Regardless of the title, Hart says he and roughly five of his friends, who call themselves the Punisher Squad, are serving a vital purpose. They’re catching potential child predators before they have the chance to strike, posting videos of their encounters on YouTube, and only calling police once it’s time for an arrest to be made.
Their first experiment, which happened Thursday, was a success in Hart’s mind.
The proof, being that of 36-year-old Adam Olson, of Castle Rock, who is behind bars, being held on $50,000 bond.
“He believed he was there to meet a 13-year-old girl to have sex with,” said Hart. “The whole thing was exactly like an episode of ‘To Catch a Predator.’”

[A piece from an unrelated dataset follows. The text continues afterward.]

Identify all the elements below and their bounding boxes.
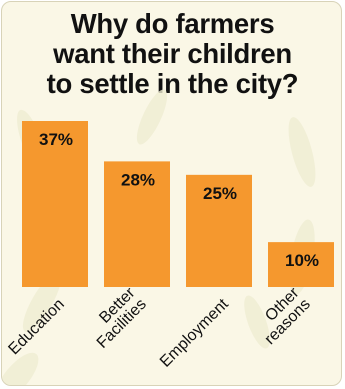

According to the Kelso police report, Hart and a friend posted a message Thursday in the online app ‘Whisper’.' They posed as a 14-year-old girl, looking to “have fun with an older man”.
“Immediately, I got 30 to 40 responses,” he said.
Hart says he zeroed in on Olson. The two traded selfies, and Hart, still posing as the teen, said he was actually 13.
Quickly, reports show, the conversation became sexual.
“It was absolutely disgusting,” said Hart.
Hart said Olson pressed to meet the fake teen, so he rounded up some buddies, at least one of them armed, and headed to Kelso’s Tom O’Shanter Park.
This YouTube video (warning: explicit language), Hart says, shows what happened next.
He said Kelso police had no idea, until Hart and his friends decided it was time for officers to make an arrest, which they did moments later.
“We didn't want to leave it up to the police because you can't just sit around on your hands waiting for government to come and fix everything,” said Hart. “To wait for government is to want your city to end up like Flint, Michigan.”
It’s the same rationale used by similar civilian groups around the world.
The trend, in one city, was dubbed “The Hunter Phenomenon”.
Police elsewhere have pleaded for it to stop, saying it’s ruined lives, put civilians at risk and left would-be slam dunk cases riddled with holes.
KGW reached out to Kelso Police for comment on Olson’s arrest. We were told no one was available.
People living in Kelso and Longview, though, did want to talk about the idea, including David Willis. He has two daughters, and he’s all for it.
“The police are overwhelmed,” he said. “As far as a community, you want people to come together.”
Others were not so sold.
“They're not police,” said Bob Johnson. “They don't have experience. They don't know what they're doing, and we have laws that protect people that haven't done anything yet.”
Prosecutors in Cowlitz County have yet to file formal charges against Olson.
He’s being held on probable cause for one count of second-degree attempted rape of a child and one count of communication with a minor for immoral purposes by electronic means.